Researchers at the University of Pennsylvania used data from around the world to identify the key perpetrators in wildlife trafficking. They found that illegal poaching in just six countries could account for 89 to 98 percent of the global trade of elephants, tigers and rhinos. By tracking these networks, the scientists spot the countries that need stronger public awareness and law enforcement against illegal trafficking.
The study relied on HealthMap: Wildlife Trade, an online repository where conservation organizations and local news sites report the illegal trafficking of animals. Researchers analyzed the illegal shipments of 232 elephants, 165 rhinos and 108 tigers that happened from August 2010 to December 2013.

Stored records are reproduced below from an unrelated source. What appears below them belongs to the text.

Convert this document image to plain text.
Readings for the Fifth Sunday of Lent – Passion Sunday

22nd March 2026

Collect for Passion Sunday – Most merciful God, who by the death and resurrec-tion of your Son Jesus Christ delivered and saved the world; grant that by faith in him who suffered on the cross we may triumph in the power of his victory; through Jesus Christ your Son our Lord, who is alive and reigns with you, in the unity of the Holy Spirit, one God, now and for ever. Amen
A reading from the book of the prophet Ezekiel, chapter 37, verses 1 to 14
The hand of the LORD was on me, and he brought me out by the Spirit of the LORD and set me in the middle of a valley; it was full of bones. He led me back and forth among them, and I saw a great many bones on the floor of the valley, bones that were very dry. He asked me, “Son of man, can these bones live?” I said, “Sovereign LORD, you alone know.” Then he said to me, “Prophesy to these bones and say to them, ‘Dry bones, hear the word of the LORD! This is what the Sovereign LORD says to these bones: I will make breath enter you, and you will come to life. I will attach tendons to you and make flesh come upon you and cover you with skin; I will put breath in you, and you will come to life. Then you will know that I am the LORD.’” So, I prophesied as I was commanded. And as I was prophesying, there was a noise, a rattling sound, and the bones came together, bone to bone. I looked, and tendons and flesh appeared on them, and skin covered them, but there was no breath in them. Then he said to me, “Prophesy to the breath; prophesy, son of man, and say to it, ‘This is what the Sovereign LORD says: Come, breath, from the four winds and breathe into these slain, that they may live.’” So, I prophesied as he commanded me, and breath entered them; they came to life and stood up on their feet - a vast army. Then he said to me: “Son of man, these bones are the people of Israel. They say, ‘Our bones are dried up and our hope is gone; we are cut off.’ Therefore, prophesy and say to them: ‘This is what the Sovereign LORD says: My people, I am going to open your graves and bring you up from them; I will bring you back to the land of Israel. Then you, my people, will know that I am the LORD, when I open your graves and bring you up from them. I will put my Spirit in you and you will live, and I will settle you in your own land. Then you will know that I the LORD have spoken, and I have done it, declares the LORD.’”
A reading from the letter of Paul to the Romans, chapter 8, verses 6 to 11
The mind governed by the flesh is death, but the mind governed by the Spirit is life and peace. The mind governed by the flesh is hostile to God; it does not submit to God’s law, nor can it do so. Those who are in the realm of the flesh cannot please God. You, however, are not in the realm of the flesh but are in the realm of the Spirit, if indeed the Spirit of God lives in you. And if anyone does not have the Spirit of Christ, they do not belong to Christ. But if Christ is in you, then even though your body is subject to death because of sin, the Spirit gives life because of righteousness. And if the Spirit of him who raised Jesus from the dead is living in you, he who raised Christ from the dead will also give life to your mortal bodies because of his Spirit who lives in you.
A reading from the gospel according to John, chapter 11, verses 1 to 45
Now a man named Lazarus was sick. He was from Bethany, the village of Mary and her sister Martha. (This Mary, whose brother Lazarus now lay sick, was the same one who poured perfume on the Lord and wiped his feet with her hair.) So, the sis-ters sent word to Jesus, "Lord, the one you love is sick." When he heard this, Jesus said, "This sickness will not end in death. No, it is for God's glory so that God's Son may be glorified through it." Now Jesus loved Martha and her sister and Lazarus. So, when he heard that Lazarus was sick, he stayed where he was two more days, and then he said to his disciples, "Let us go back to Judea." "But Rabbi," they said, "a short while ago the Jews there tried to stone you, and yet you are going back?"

Nikkita Patel, the project’s manager, got the idea from other areas of research that have used online resources to find the best routes to uncover terrorist networks and trace drug trafficking.
Countries serving as exporters, importers or intermediaries vary for each animal, according to the June 15 report in the Proceedings of the National Academy of Sciences. Poachers take indirect routes to sneak past security checkpoints, increasing the number of countries involved in trafficking. China plays the biggest role in the trafficking for all three animals.
Patel laments this may be due to the high demand for wildlife products – such as ivory – in Asian cultures. The United States also made the list as a dominant player for elephant trafficking, suggesting a need for tighter regulation on ivory trade at American shores.
Culture drives a lot of the demand for wildlife products. Tigers get turned into rugs or wine in Guilin, China. Elephants throughout Africa are slaughtered to make ivory jewelry, and South African rhinos are butchered for their mythical ‘cancer curing’ horns.
“Some people don’t realize the animal has to be killed for ivory to be extracted and that they are causing harm to elephants. They may think the tusks just fall out,” Patel said. “More education about what is actually happening and the backstory of these animals would decrease these demands [for illegal products].”
Current attempts to disrupt wildlife trafficking include security checkpoints with sniffer dogs and educational campaigns. China and many other countries sponsor ivory crushing demonstrations to raise awareness of the issue. For instance, the US Fish and Wildlife Service will crush one ton of ivory in Time Square on June 19. Patel’s research provides a tool to help pinpoint where enforcement and education are most needed. But she also feels confident that future technology will fortify checkpoints and monitor populations of endangered species. Drones are already scanning fields for poachers and keeping tabs on the numbers of endangered black footed ferret in Montana.
“If trafficking continues at this rate we aren’t going to have wildlife for future generations,” Patel said.